Kirtley admitted to himself that this was a very good and valid point of view for Germans. He recognized its general source, for the Buchers, in the Dresden newspapers. But he did not enter into argument. He had satisfied himself that argument with Teutons, who do not have open minds, who are obsessed by fixed ideas bored into them, can only end in unpleasantness—a row. He had come to Germany to learn. It would be defeating this purpose to air what notions he might have.

In Villa Elsa itself a good deal of the feasting in April and May was carried on in the garden where flowers and dogs completed the picture, together with much open-air singing accompanied by the piano up in the salon. Were it not for the musical cult, it would have been difficult, Gard had concluded, to live in this household. As Anderson said, music had in a degree tamed the German "beast" of the north and made it possible to get on with him at all. Music rather than woman, religion, or the ideal of social intercourse, had partly softened him.

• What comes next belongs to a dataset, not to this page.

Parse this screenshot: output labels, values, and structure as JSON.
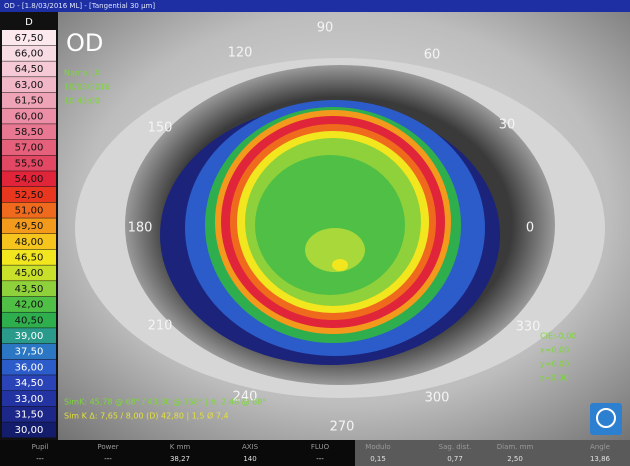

The Bucher sons liked to come to table outdoors with spurs or side arms, and the Herr's favorite hunting equipment was often in evidence, recalling to him days of valiant sport. With their stiff and long strides they affected to be larger, greater, than other males. Supermen in the form of Goliaths! The women loved the sight of such warlike paraphernalia. Such things added zest to the joyous toast—Der Tag! But none of these heroes had yet killed anyone or anything, so far as Kirtley discovered.

In warm weather Villa Elsa did not relax in the matter of six daily repasts. Breakfast at half-past seven. Bread, slices of cold meat and something in addition, at eleven. Luncheon at one, hearty enough for a dinner. At half-past four helles beer and tea with Butterbrods. Dinner at seven. And on going to bed a fortifying supper of pigs' feet, sausage, cheese and other man-like delicacies, flooded with potations.

Gard had, after the months, adjusted himself somewhat to these conditions. He had become, he thought, more used to the German way of living. To get the best out of it, he realized that one must coarsen instead of refine the senses and aptitudes. Instincts should be strengthened, roughened, rather than checked or made more esthetic. The German puts a heavy hand on things. He takes big bites at existence. Thunderous might envelops and clouds his idea of perfection.